I initially gave this paper a "Major Revision" decision, mainly due to the lack of information about the explainability of the system. The authors have addressed that issue, and added a very well-done Section 6.3 to the paper. The paper in general is better balanced now and readability has improved as well.

I have more issues, however (but increased my rating to "Minor Revision" because I believe that the contrasting of the ML approaches in the updated paper is a good contribution):

- The conclusions in 6.4 are too strong. In particular, I find the explainability of the decision tree, illustrated in Fig 9, better than that of the new system (at least for humans). At the same time, the decision tree is faster, and has higher precision and recall values. Why should I go for the new system in the discussed use case?

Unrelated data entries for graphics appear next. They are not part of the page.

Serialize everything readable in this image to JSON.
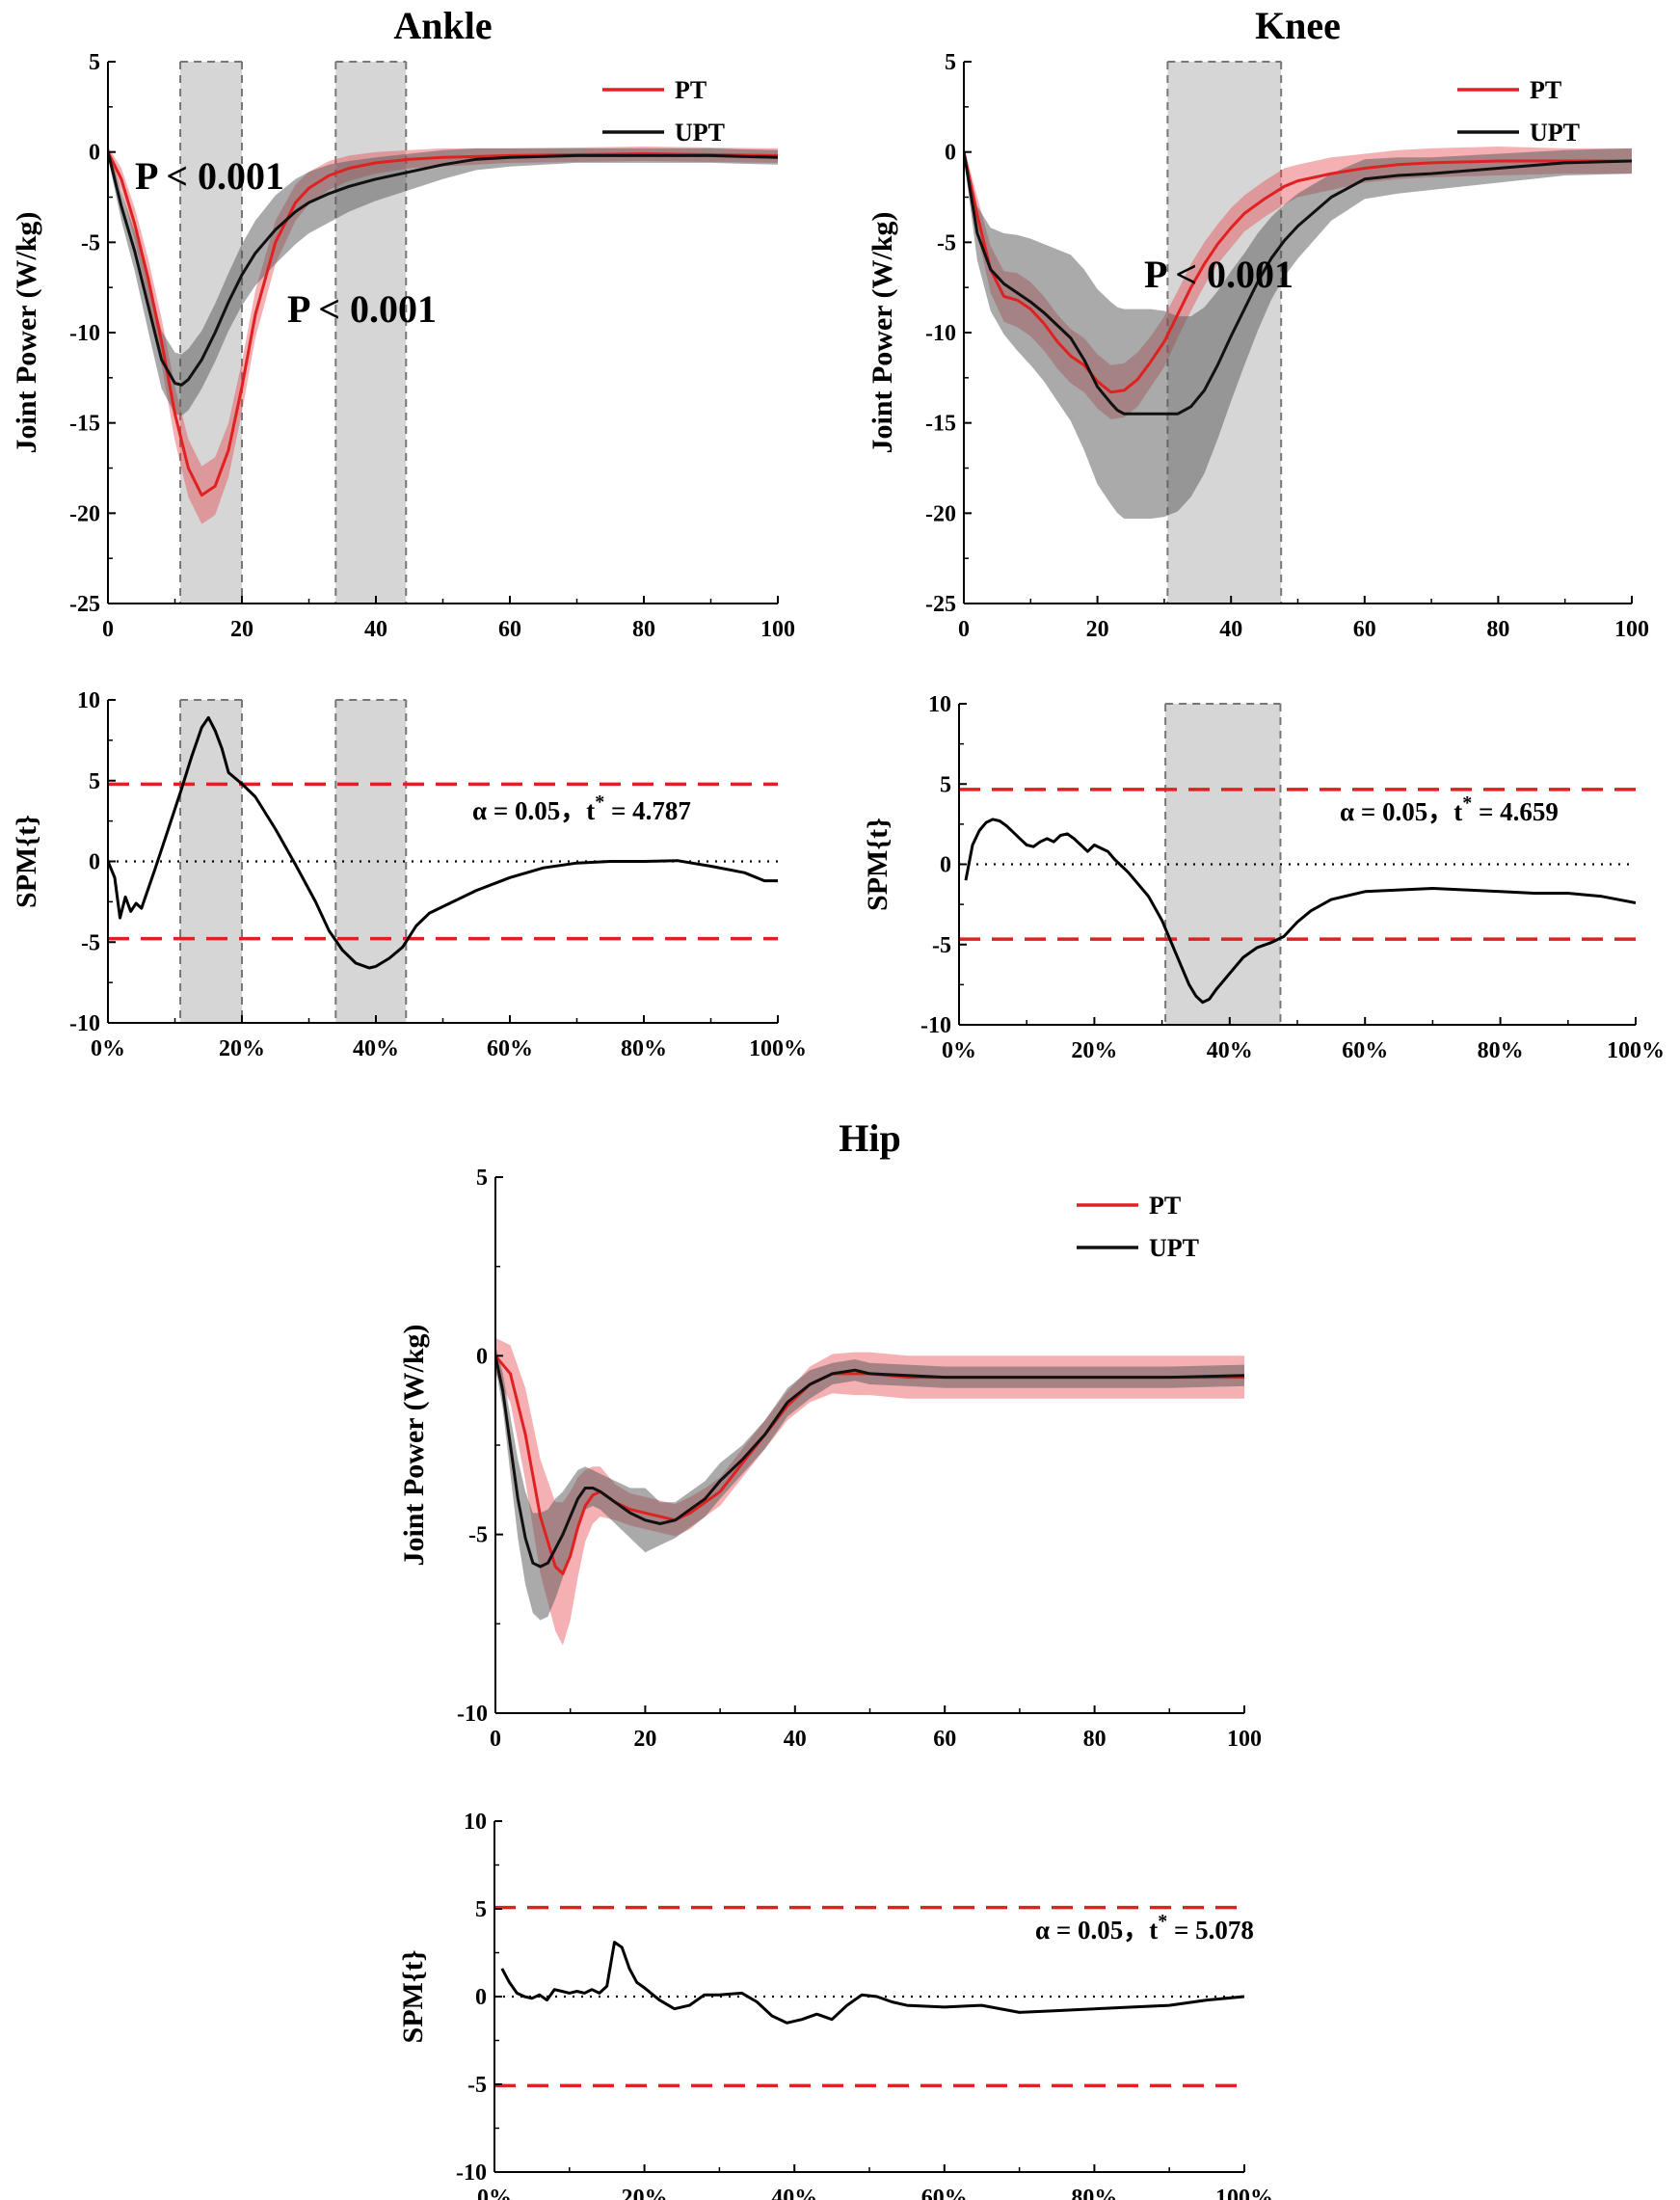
{
  "colors": {
    "pt": "#e02121",
    "upt": "#111111",
    "pt_band": "#e8424a",
    "upt_band": "#555555",
    "region": "#d6d6d6",
    "threshold": "#e02121"
  },
  "legend": {
    "pt": "PT",
    "upt": "UPT"
  },
  "chart_data": [
    {
      "id": "ankle_power",
      "type": "line",
      "title": "Ankle",
      "xlabel": "",
      "ylabel": "Joint Power (W/kg)",
      "xlim": [
        0,
        100
      ],
      "ylim": [
        -25,
        5
      ],
      "xticks": [
        "0",
        "20",
        "40",
        "60",
        "80",
        "100"
      ],
      "yticks": [
        "-25",
        "-20",
        "-15",
        "-10",
        "-5",
        "0",
        "5"
      ],
      "regions": [
        [
          10.8,
          20
        ],
        [
          34,
          44.5
        ]
      ],
      "annotations": [
        "P < 0.001",
        "P < 0.001"
      ],
      "series": [
        {
          "name": "PT",
          "x": [
            0,
            2,
            4,
            6,
            8,
            10,
            12,
            14,
            16,
            18,
            20,
            22,
            25,
            28,
            30,
            33,
            36,
            40,
            45,
            50,
            60,
            70,
            80,
            90,
            100
          ],
          "y": [
            0,
            -1.5,
            -4,
            -7,
            -10.5,
            -14.5,
            -17.5,
            -19,
            -18.5,
            -16.5,
            -13,
            -9,
            -5,
            -2.8,
            -2,
            -1.3,
            -0.9,
            -0.6,
            -0.4,
            -0.3,
            -0.2,
            -0.15,
            -0.1,
            -0.15,
            -0.2
          ],
          "sd": [
            0.3,
            0.6,
            0.9,
            1.1,
            1.3,
            1.5,
            1.6,
            1.6,
            1.6,
            1.5,
            1.4,
            1.3,
            1.2,
            1,
            0.9,
            0.8,
            0.7,
            0.6,
            0.5,
            0.5,
            0.4,
            0.4,
            0.4,
            0.4,
            0.4
          ]
        },
        {
          "name": "UPT",
          "x": [
            0,
            2,
            4,
            6,
            8,
            10,
            11,
            12,
            14,
            16,
            18,
            20,
            22,
            25,
            28,
            30,
            33,
            36,
            40,
            45,
            50,
            55,
            60,
            70,
            80,
            90,
            100
          ],
          "y": [
            0,
            -3,
            -5.5,
            -8.5,
            -11.5,
            -12.8,
            -12.9,
            -12.6,
            -11.5,
            -10,
            -8.3,
            -6.8,
            -5.6,
            -4.3,
            -3.3,
            -2.8,
            -2.3,
            -1.9,
            -1.5,
            -1.1,
            -0.7,
            -0.4,
            -0.3,
            -0.2,
            -0.2,
            -0.2,
            -0.3
          ],
          "sd": [
            0.3,
            0.8,
            1.1,
            1.4,
            1.6,
            1.7,
            1.7,
            1.7,
            1.6,
            1.6,
            1.6,
            1.7,
            1.8,
            1.9,
            1.8,
            1.7,
            1.6,
            1.4,
            1.2,
            1,
            0.8,
            0.6,
            0.5,
            0.4,
            0.4,
            0.4,
            0.4
          ]
        }
      ]
    },
    {
      "id": "ankle_spm",
      "type": "line",
      "title": "",
      "xlabel": "",
      "ylabel": "SPM{t}",
      "xlim": [
        0,
        100
      ],
      "ylim": [
        -10,
        10
      ],
      "xticks": [
        "0%",
        "20%",
        "40%",
        "60%",
        "80%",
        "100%"
      ],
      "yticks": [
        "-10",
        "-5",
        "0",
        "5",
        "10"
      ],
      "regions": [
        [
          10.8,
          20
        ],
        [
          34,
          44.5
        ]
      ],
      "threshold": 4.787,
      "threshold_label": {
        "prefix": "α = 0.05，t",
        "sup": "*",
        "suffix": " = 4.787"
      },
      "series": [
        {
          "name": "SPM{t}",
          "x": [
            0,
            1,
            1.8,
            2.6,
            3.4,
            4.2,
            5,
            7,
            9,
            11,
            12.5,
            14,
            15,
            16,
            17,
            18,
            20,
            22,
            25,
            28,
            31,
            33,
            35,
            37,
            39,
            40,
            42,
            44,
            46,
            48,
            50,
            55,
            60,
            65,
            70,
            75,
            80,
            85,
            90,
            95,
            98,
            100
          ],
          "y": [
            0,
            -1,
            -3.5,
            -2.2,
            -3.1,
            -2.6,
            -2.9,
            -0.5,
            2,
            4.5,
            6.5,
            8.3,
            8.9,
            8.1,
            7,
            5.5,
            4.8,
            4,
            2,
            -0.2,
            -2.5,
            -4.3,
            -5.5,
            -6.3,
            -6.6,
            -6.5,
            -6,
            -5.3,
            -4,
            -3.2,
            -2.8,
            -1.8,
            -1,
            -0.4,
            -0.1,
            0,
            0,
            0.05,
            -0.3,
            -0.7,
            -1.2,
            -1.2
          ]
        }
      ]
    },
    {
      "id": "knee_power",
      "type": "line",
      "title": "Knee",
      "xlabel": "",
      "ylabel": "Joint Power (W/kg)",
      "xlim": [
        0,
        100
      ],
      "ylim": [
        -25,
        5
      ],
      "xticks": [
        "0",
        "20",
        "40",
        "60",
        "80",
        "100"
      ],
      "yticks": [
        "-25",
        "-20",
        "-15",
        "-10",
        "-5",
        "0",
        "5"
      ],
      "regions": [
        [
          30.5,
          47.5
        ]
      ],
      "annotations": [
        "P < 0.001"
      ],
      "series": [
        {
          "name": "PT",
          "x": [
            0,
            2,
            4,
            6,
            8,
            10,
            12,
            14,
            16,
            18,
            20,
            22,
            24,
            26,
            28,
            30,
            32,
            34,
            36,
            38,
            40,
            42,
            45,
            48,
            50,
            55,
            60,
            65,
            70,
            80,
            90,
            100
          ],
          "y": [
            0,
            -3.5,
            -6.5,
            -8,
            -8.2,
            -8.7,
            -9.5,
            -10.5,
            -11.3,
            -11.8,
            -12.7,
            -13.3,
            -13.2,
            -12.6,
            -11.6,
            -10.5,
            -9,
            -7.5,
            -6.2,
            -5.1,
            -4.2,
            -3.4,
            -2.6,
            -1.9,
            -1.6,
            -1.2,
            -0.9,
            -0.7,
            -0.6,
            -0.5,
            -0.5,
            -0.5
          ],
          "sd": [
            0.3,
            1,
            1.3,
            1.4,
            1.5,
            1.5,
            1.5,
            1.5,
            1.5,
            1.5,
            1.5,
            1.5,
            1.5,
            1.5,
            1.4,
            1.4,
            1.3,
            1.3,
            1.2,
            1.1,
            1.1,
            1,
            1,
            1,
            0.9,
            0.9,
            0.8,
            0.8,
            0.8,
            0.8,
            0.7,
            0.7
          ]
        },
        {
          "name": "UPT",
          "x": [
            0,
            2,
            4,
            6,
            8,
            10,
            12,
            14,
            16,
            18,
            20,
            22,
            23,
            24,
            26,
            28,
            30,
            32,
            34,
            36,
            38,
            40,
            42,
            44,
            46,
            48,
            50,
            55,
            60,
            65,
            70,
            80,
            90,
            100
          ],
          "y": [
            0,
            -4.5,
            -6.5,
            -7.3,
            -7.8,
            -8.3,
            -8.9,
            -9.6,
            -10.3,
            -11.5,
            -13,
            -13.9,
            -14.3,
            -14.5,
            -14.5,
            -14.5,
            -14.5,
            -14.5,
            -14.1,
            -13.2,
            -11.8,
            -10.2,
            -8.7,
            -7.2,
            -5.9,
            -4.9,
            -4.1,
            -2.5,
            -1.5,
            -1.3,
            -1.2,
            -0.9,
            -0.6,
            -0.5
          ],
          "sd": [
            0.3,
            1.5,
            2.3,
            2.8,
            3.2,
            3.5,
            3.8,
            4.2,
            4.6,
            5,
            5.4,
            5.6,
            5.7,
            5.8,
            5.8,
            5.8,
            5.7,
            5.4,
            5,
            4.6,
            4.1,
            3.6,
            3.1,
            2.7,
            2.3,
            2,
            1.8,
            1.3,
            1.1,
            1,
            0.9,
            0.8,
            0.7,
            0.7
          ]
        }
      ]
    },
    {
      "id": "knee_spm",
      "type": "line",
      "title": "",
      "xlabel": "",
      "ylabel": "SPM{t}",
      "xlim": [
        0,
        100
      ],
      "ylim": [
        -10,
        10
      ],
      "xticks": [
        "0%",
        "20%",
        "40%",
        "60%",
        "80%",
        "100%"
      ],
      "yticks": [
        "-10",
        "-5",
        "0",
        "5",
        "10"
      ],
      "regions": [
        [
          30.5,
          47.5
        ]
      ],
      "threshold": 4.659,
      "threshold_label": {
        "prefix": "α = 0.05，t",
        "sup": "*",
        "suffix": " = 4.659"
      },
      "series": [
        {
          "name": "SPM{t}",
          "x": [
            1,
            2,
            3,
            4,
            5,
            6,
            7,
            8,
            9,
            10,
            11,
            12,
            13,
            14,
            15,
            16,
            17,
            18,
            19,
            20,
            21,
            22,
            23,
            25,
            28,
            30,
            32,
            34,
            35,
            36,
            37,
            38,
            40,
            42,
            44,
            46,
            48,
            50,
            52,
            55,
            60,
            65,
            70,
            75,
            80,
            85,
            90,
            95,
            100
          ],
          "y": [
            -1,
            1.2,
            2.1,
            2.6,
            2.8,
            2.7,
            2.4,
            2,
            1.6,
            1.2,
            1.1,
            1.4,
            1.6,
            1.4,
            1.8,
            1.9,
            1.6,
            1.2,
            0.8,
            1.2,
            1,
            0.8,
            0.3,
            -0.5,
            -2,
            -3.5,
            -5.5,
            -7.5,
            -8.2,
            -8.6,
            -8.4,
            -7.8,
            -6.8,
            -5.8,
            -5.2,
            -4.9,
            -4.5,
            -3.6,
            -2.9,
            -2.2,
            -1.7,
            -1.6,
            -1.5,
            -1.6,
            -1.7,
            -1.8,
            -1.8,
            -2,
            -2.4
          ]
        }
      ]
    },
    {
      "id": "hip_power",
      "type": "line",
      "title": "Hip",
      "xlabel": "",
      "ylabel": "Joint Power (W/kg)",
      "xlim": [
        0,
        100
      ],
      "ylim": [
        -10,
        5
      ],
      "xticks": [
        "0",
        "20",
        "40",
        "60",
        "80",
        "100"
      ],
      "yticks": [
        "-10",
        "-5",
        "0",
        "5"
      ],
      "regions": [],
      "series": [
        {
          "name": "PT",
          "x": [
            0,
            2,
            4,
            6,
            8,
            9,
            10,
            11,
            12,
            13,
            14,
            16,
            18,
            20,
            22,
            24,
            26,
            28,
            30,
            33,
            36,
            39,
            42,
            45,
            48,
            50,
            55,
            60,
            70,
            80,
            90,
            100
          ],
          "y": [
            0,
            -0.5,
            -2.2,
            -4.5,
            -5.9,
            -6.1,
            -5.6,
            -4.8,
            -4.2,
            -3.9,
            -3.8,
            -4.1,
            -4.3,
            -4.4,
            -4.5,
            -4.6,
            -4.4,
            -4.1,
            -3.8,
            -3,
            -2.2,
            -1.4,
            -0.8,
            -0.5,
            -0.5,
            -0.5,
            -0.6,
            -0.6,
            -0.6,
            -0.6,
            -0.6,
            -0.6
          ],
          "sd": [
            0.5,
            0.8,
            1.3,
            1.6,
            1.8,
            2,
            1.8,
            1.4,
            1,
            0.8,
            0.7,
            0.5,
            0.45,
            0.45,
            0.45,
            0.45,
            0.45,
            0.4,
            0.4,
            0.4,
            0.4,
            0.4,
            0.5,
            0.55,
            0.6,
            0.6,
            0.6,
            0.6,
            0.6,
            0.6,
            0.6,
            0.6
          ]
        },
        {
          "name": "UPT",
          "x": [
            0,
            1,
            2,
            3,
            4,
            5,
            6,
            7,
            8,
            9,
            10,
            11,
            12,
            13,
            14,
            16,
            18,
            20,
            22,
            24,
            26,
            28,
            30,
            33,
            36,
            39,
            42,
            45,
            48,
            50,
            55,
            60,
            70,
            80,
            90,
            100
          ],
          "y": [
            0,
            -1,
            -2.5,
            -4,
            -5.1,
            -5.8,
            -5.9,
            -5.8,
            -5.4,
            -5,
            -4.5,
            -4,
            -3.7,
            -3.7,
            -3.8,
            -4.1,
            -4.4,
            -4.6,
            -4.7,
            -4.6,
            -4.3,
            -4,
            -3.5,
            -2.9,
            -2.2,
            -1.3,
            -0.8,
            -0.5,
            -0.4,
            -0.5,
            -0.55,
            -0.6,
            -0.6,
            -0.6,
            -0.6,
            -0.55
          ],
          "sd": [
            0.3,
            0.5,
            0.8,
            1.1,
            1.3,
            1.4,
            1.5,
            1.5,
            1.4,
            1.2,
            1,
            0.8,
            0.6,
            0.5,
            0.5,
            0.6,
            0.7,
            0.9,
            0.6,
            0.5,
            0.5,
            0.5,
            0.5,
            0.4,
            0.4,
            0.4,
            0.4,
            0.3,
            0.3,
            0.3,
            0.3,
            0.3,
            0.3,
            0.3,
            0.3,
            0.3
          ]
        }
      ]
    },
    {
      "id": "hip_spm",
      "type": "line",
      "title": "",
      "xlabel": "",
      "ylabel": "SPM{t}",
      "xlim": [
        0,
        100
      ],
      "ylim": [
        -10,
        10
      ],
      "xticks": [
        "0%",
        "20%",
        "40%",
        "60%",
        "80%",
        "100%"
      ],
      "yticks": [
        "-10",
        "-5",
        "0",
        "5",
        "10"
      ],
      "regions": [],
      "threshold": 5.078,
      "threshold_label": {
        "prefix": "α = 0.05，t",
        "sup": "*",
        "suffix": " = 5.078"
      },
      "series": [
        {
          "name": "SPM{t}",
          "x": [
            1,
            2,
            3,
            4,
            5,
            6,
            7,
            8,
            9,
            10,
            11,
            12,
            13,
            14,
            15,
            16,
            17,
            18,
            19,
            20,
            22,
            24,
            26,
            28,
            30,
            33,
            35,
            37,
            39,
            41,
            43,
            45,
            47,
            49,
            51,
            53,
            55,
            60,
            65,
            70,
            75,
            80,
            85,
            90,
            95,
            100
          ],
          "y": [
            1.6,
            0.8,
            0.2,
            0,
            -0.1,
            0.1,
            -0.2,
            0.4,
            0.3,
            0.2,
            0.3,
            0.2,
            0.4,
            0.2,
            0.6,
            3.1,
            2.8,
            1.6,
            0.8,
            0.5,
            -0.2,
            -0.7,
            -0.5,
            0.1,
            0.1,
            0.2,
            -0.3,
            -1.1,
            -1.5,
            -1.3,
            -1,
            -1.3,
            -0.5,
            0.1,
            0,
            -0.3,
            -0.5,
            -0.6,
            -0.5,
            -0.9,
            -0.8,
            -0.7,
            -0.6,
            -0.5,
            -0.2,
            0
          ]
        }
      ]
    }
  ]
}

- Several parts of the paper raise readers' eyebrows. This should be smoothed out or improved:

--- "but their main weakness is in the lack of a structured and meaningful representation of detected events". I disagree.

--- "ii) their precision is increased if applied on very big data amounts, so making on-line analysis unfeasible." vs. "early research has shown state-of-the-art ML is effective
in the domain of ubiquitous sensor networks [34]". Isn't this a contradiction?

--- "MAFALDA exhibits a very low training time, making the approach suitable for on the fly data stream processing, while evaluation time is higher due to semantic matchmaking". Why? Classification happens more frequently over time than traning.

- Finally, while readability has improved, the article is not there yet in my opinion. There are obvious use-of-language flaws (e.g., "grow" vs. "grow up") that should be checked by an as-native-as-possible speaker.